We have used sections of adult mouse brain to determine whether antibodies specific for oligodendroglia (anti-carbonic anhydrase II, CA II; anti-galactocerebroside, GC; anti-myelin basic protein, MBP) and astroglia (anti-glial fibrillary acidic protein, GFAP; anti-S 100 protein) are suitable for quantitative studies of the proliferation and subsequent differentiation of these cells. Unlesioned adult mice received a single injection of 3H-thymidine (TdR) and were killed between 1 h and 70 days later. Quantitative evaluations of autoradiographs of 2-microns-thick serial sections stained immunocytochemically with the antibodies mentioned above or with Richardson's method for histological control led to the following conclusions.

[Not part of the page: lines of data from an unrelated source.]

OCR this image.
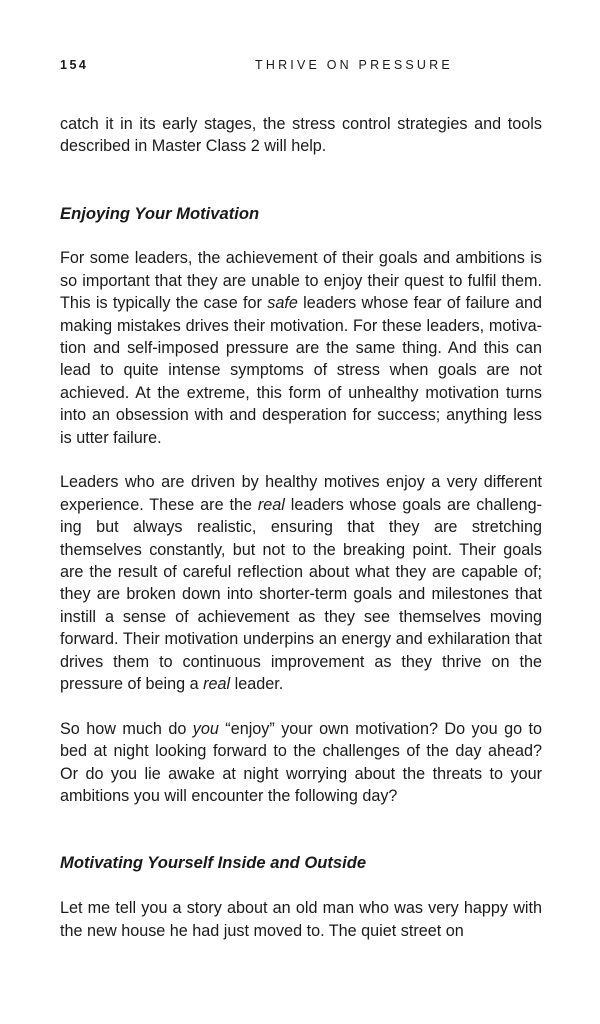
154	THRIVE ON PRESSURE

catch it in its early stages, the stress control strategies and tools described in Master Class 2 will help.

Enjoying Your Motivation

For some leaders, the achievement of their goals and ambitions is so important that they are unable to enjoy their quest to fulfil them. This is typically the case for safe leaders whose fear of failure and making mistakes drives their motivation. For these leaders, motivation and self-imposed pressure are the same thing. And this can lead to quite intense symptoms of stress when goals are not achieved. At the extreme, this form of unhealthy motivation turns into an obsession with and desperation for success; anything less is utter failure.

Leaders who are driven by healthy motives enjoy a very different experience. These are the real leaders whose goals are challenging but always realistic, ensuring that they are stretching themselves constantly, but not to the breaking point. Their goals are the result of careful reflection about what they are capable of; they are broken down into shorter-term goals and milestones that instill a sense of achievement as they see themselves moving forward. Their motivation underpins an energy and exhilaration that drives them to continuous improvement as they thrive on the pressure of being a real leader.

So how much do you “enjoy” your own motivation? Do you go to bed at night looking forward to the challenges of the day ahead? Or do you lie awake at night worrying about the threats to your ambitions you will encounter the following day?

Motivating Yourself Inside and Outside

Let me tell you a story about an old man who was very happy with the new house he had just moved to. The quiet street on
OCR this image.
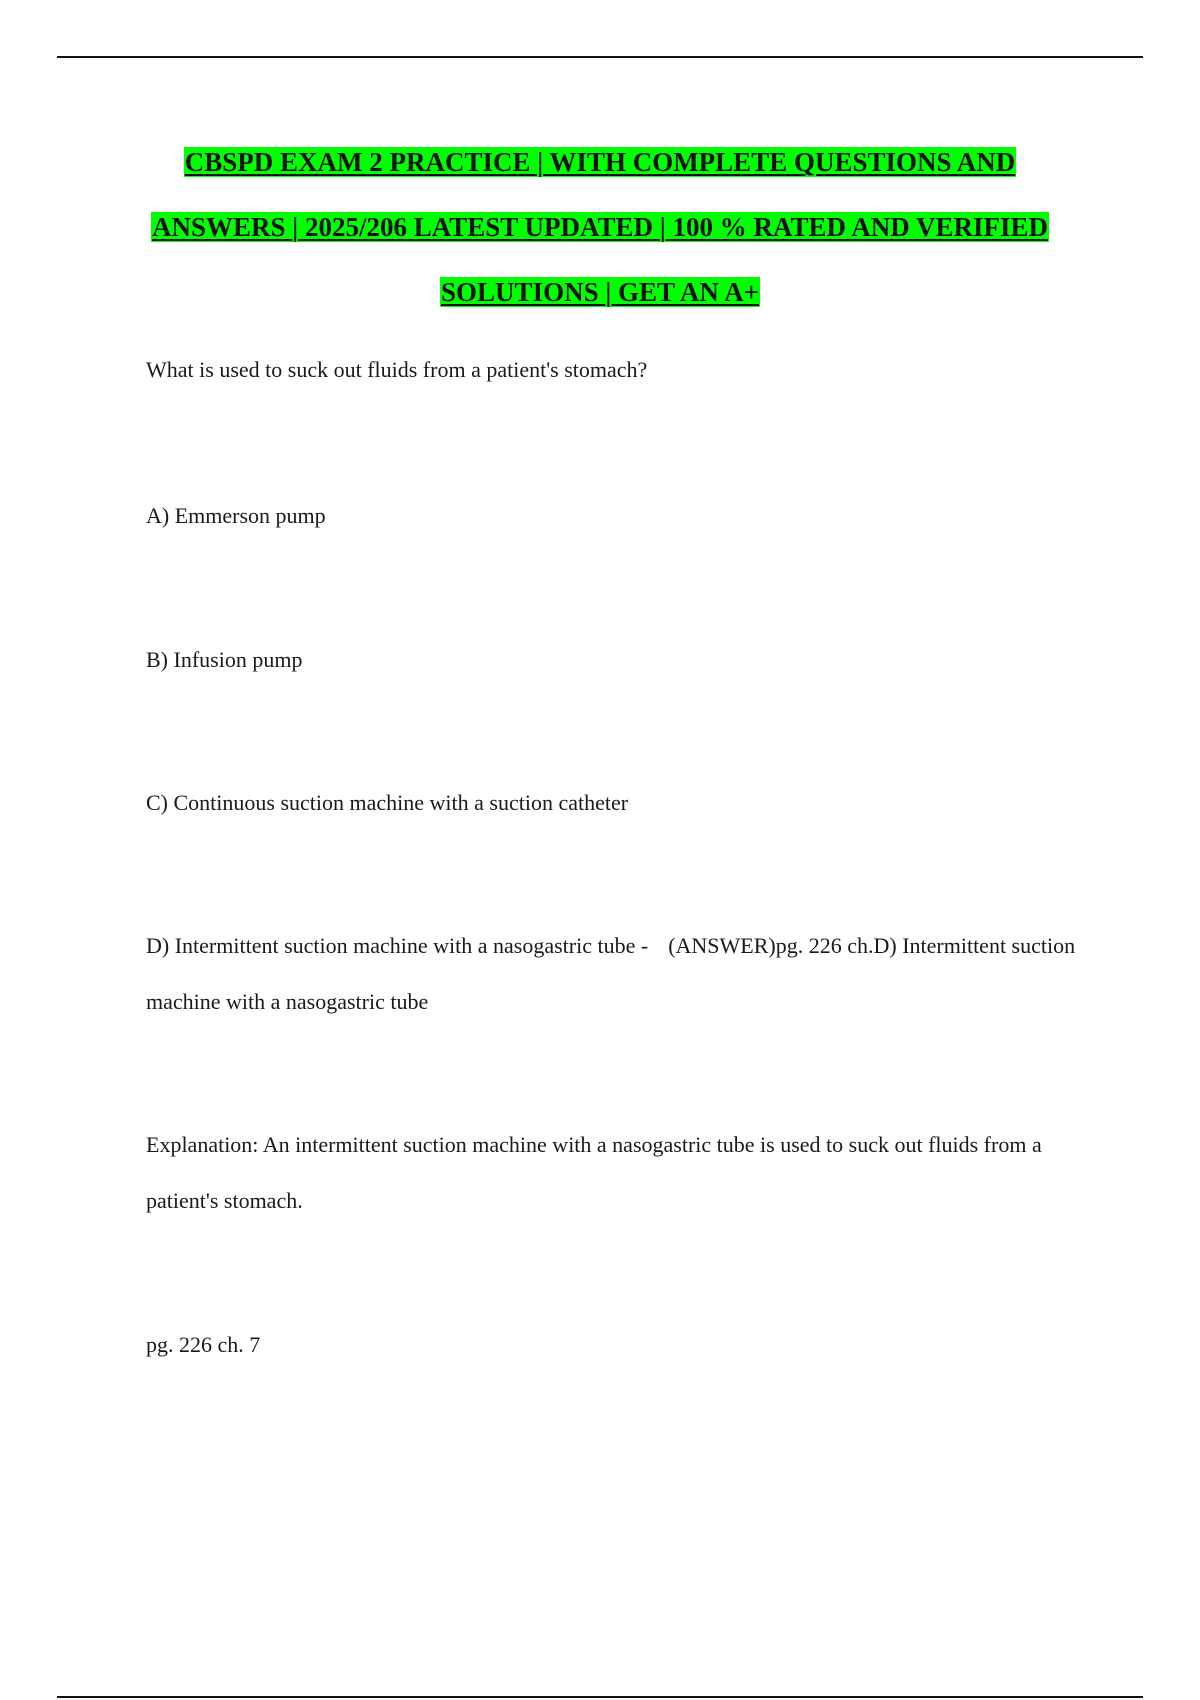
CBSPD EXAM 2 PRACTICE | WITH COMPLETE QUESTIONS AND
ANSWERS | 2025/206 LATEST UPDATED | 100 % RATED AND VERIFIED
SOLUTIONS | GET AN A+

What is used to suck out fluids from a patient's stomach?

A) Emmerson pump

B) Infusion pump

C) Continuous suction machine with a suction catheter

D) Intermittent suction machine with a nasogastric tube - (ANSWER)pg. 226 ch.D) Intermittent suction machine with a nasogastric tube

Explanation: An intermittent suction machine with a nasogastric tube is used to suck out fluids from a patient's stomach.

pg. 226 ch. 7
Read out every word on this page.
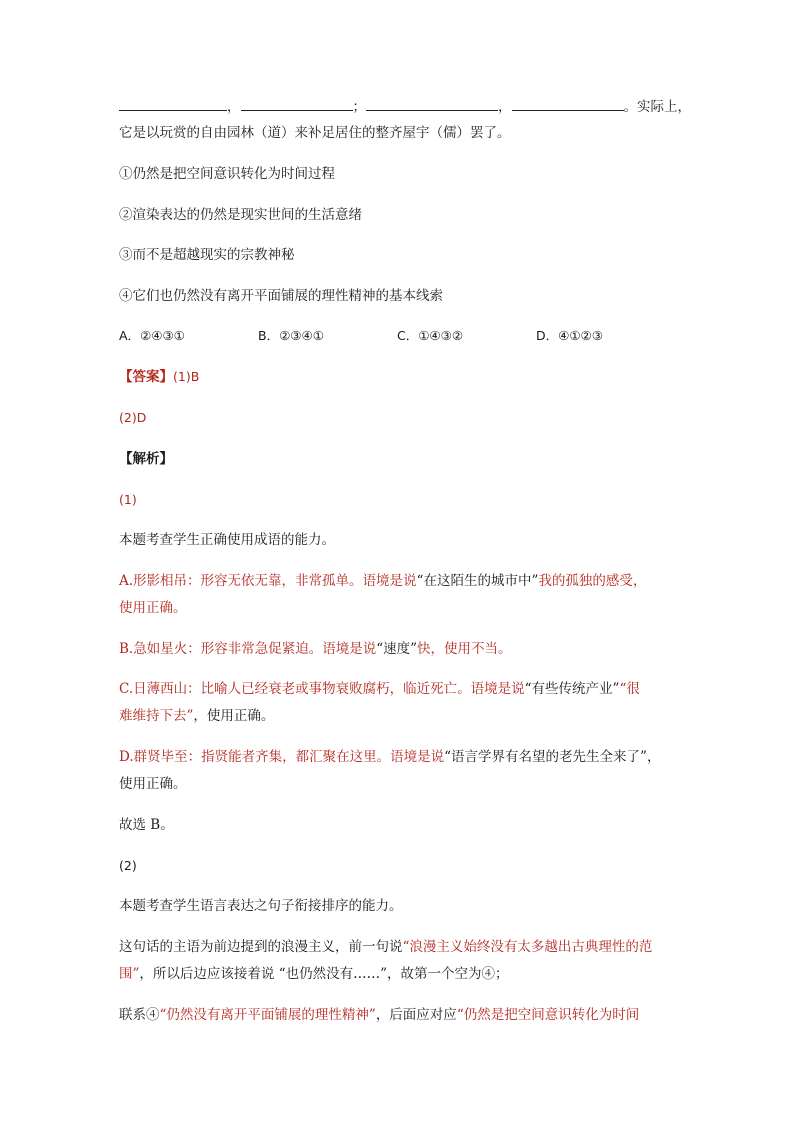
，	；	，	。实际上，
它是以玩赏的自由园林（道）来补足居住的整齐屋宇（儒）罢了。
①仍然是把空间意识转化为时间过程
②渲染表达的仍然是现实世间的生活意绪
③而不是超越现实的宗教神秘
④它们也仍然没有离开平面铺展的理性精神的基本线索
A．②④③①	B．②③④①	C．①④③②	D．④①②③
【答案】(1)B
(2)D
【解析】
(1)
本题考查学生正确使用成语的能力。
A.形影相吊：形容无依无靠，非常孤单。语境是说“在这陌生的城市中”我的孤独的感受，
使用正确。
B.急如星火：形容非常急促紧迫。语境是说“速度”快，使用不当。
C.日薄西山：比喻人已经衰老或事物衰败腐朽，临近死亡。语境是说“有些传统产业”“很
难维持下去”，使用正确。
D.群贤毕至：指贤能者齐集，都汇聚在这里。语境是说“语言学界有名望的老先生全来了”，
使用正确。
故选 B。
(2)
本题考查学生语言表达之句子衔接排序的能力。
这句话的主语为前边提到的浪漫主义，前一句说“浪漫主义始终没有太多越出古典理性的范
围”，所以后边应该接着说 “也仍然没有……”，故第一个空为④；
联系④“仍然没有离开平面铺展的理性精神”，后面应对应“仍然是把空间意识转化为时间
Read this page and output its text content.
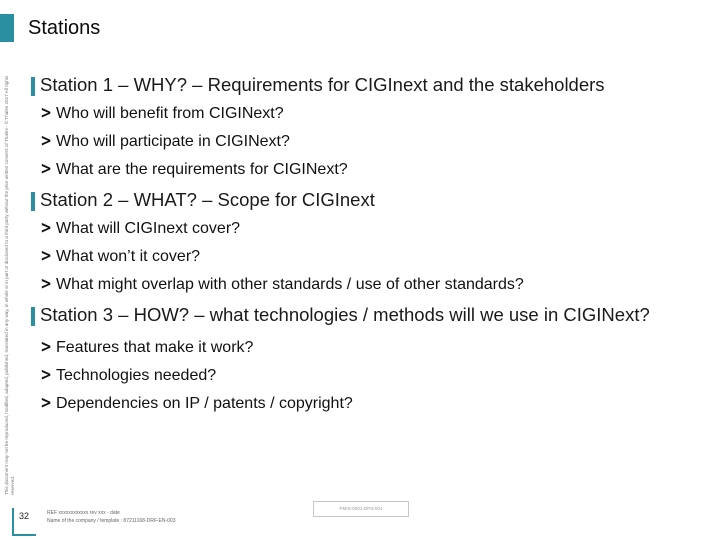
Stations
This document may not be reproduced, modified, adapted, published, translated in any way, in whole or in part or disclosed to a third party without the prior written consent of Thales - © Thales 2017 All rights reserved.

Station 1 – WHY? – Requirements for CIGInext and the stakeholders

> Who will benefit from CIGINext?

> Who will participate in CIGINext?

> What are the requirements for CIGINext?

Station 2 – WHAT? – Scope for CIGInext

> What will CIGInext cover?

> What won’t it cover?

> What might overlap with other standards / use of other standards?

Station 3 – HOW? – what technologies / methods will we use in CIGINext?

> Features that make it work?

> Technologies needed?

> Dependencies on IP / patents / copyright?

32	REF xxxxxxxxxxxx rev xxx - date
Name of the company / template : 87211168-DRF-EN-003
PMIS-0001-DPS-001
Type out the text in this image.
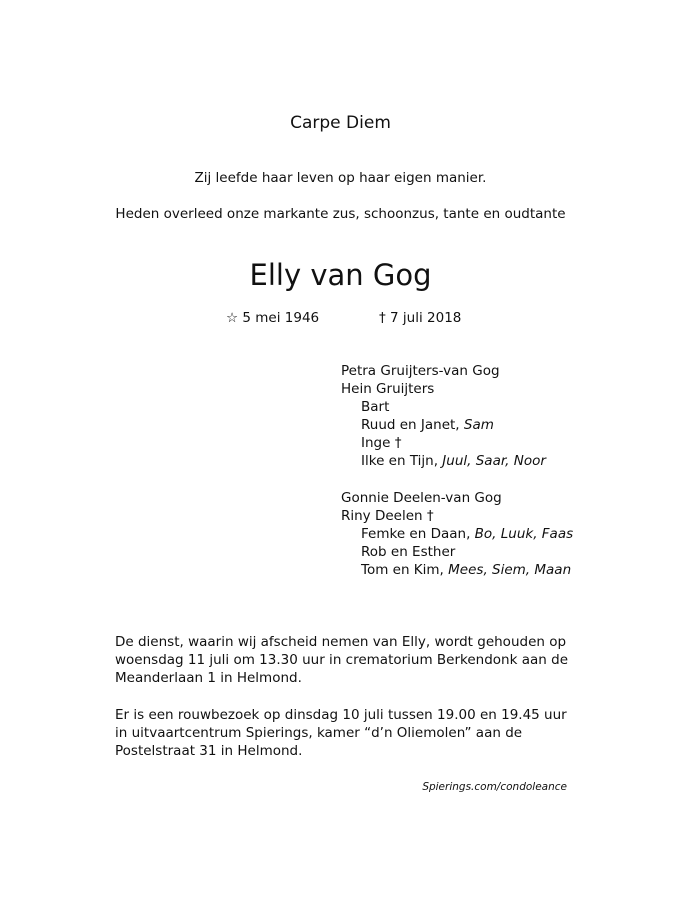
Carpe Diem
Zij leefde haar leven op haar eigen manier.
Heden overleed onze markante zus, schoonzus, tante en oudtante
Elly van Gog
☆ 5 mei 1946	† 7 juli 2018
Petra Gruijters-van Gog
Hein Gruijters
Bart
Ruud en Janet, Sam
Inge †
Ilke en Tijn, Juul, Saar, Noor
Gonnie Deelen-van Gog
Riny Deelen †
Femke en Daan, Bo, Luuk, Faas
Rob en Esther
Tom en Kim, Mees, Siem, Maan
De dienst, waarin wij afscheid nemen van Elly, wordt gehouden op
woensdag 11 juli om 13.30 uur in crematorium Berkendonk aan de
Meanderlaan 1 in Helmond.
Er is een rouwbezoek op dinsdag 10 juli tussen 19.00 en 19.45 uur
in uitvaartcentrum Spierings, kamer “d’n Oliemolen” aan de
Postelstraat 31 in Helmond.
Spierings.com/condoleance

Anti-GC and anti-MBP stained only the oligodendrocytic processes and, thus, cannot be used in well-myelinated brain areas. Anti-CA II stained only a portion of the differentiated oligodendrocytes, but no proliferating cells. Anti-S 100 protein recognized all the astrocytes, but also many (interfascicular) oligodendrocytes. Anti-GFAP stained only a few astrocytes in the unlesioned mouse; all astrocytes may become GFAP-immunopositive only after wounding the brain. Thus, in contrast to in vitro studies, immunocytochemical studies with these antibodies on sections of adult animals cannot be recommended for the quantitative analysis of cell proliferation. In addition, our results show that differentiated glial cells proliferate in adult mice. Astro- and oligodendrocytes divide with the same cell cycle parameters and mode of proliferation up to about 1 month after 3H-TdR injection. In contrast to oligodendrocytes, some astrocytes might re-enter the cycle after a few weeks of quiescence.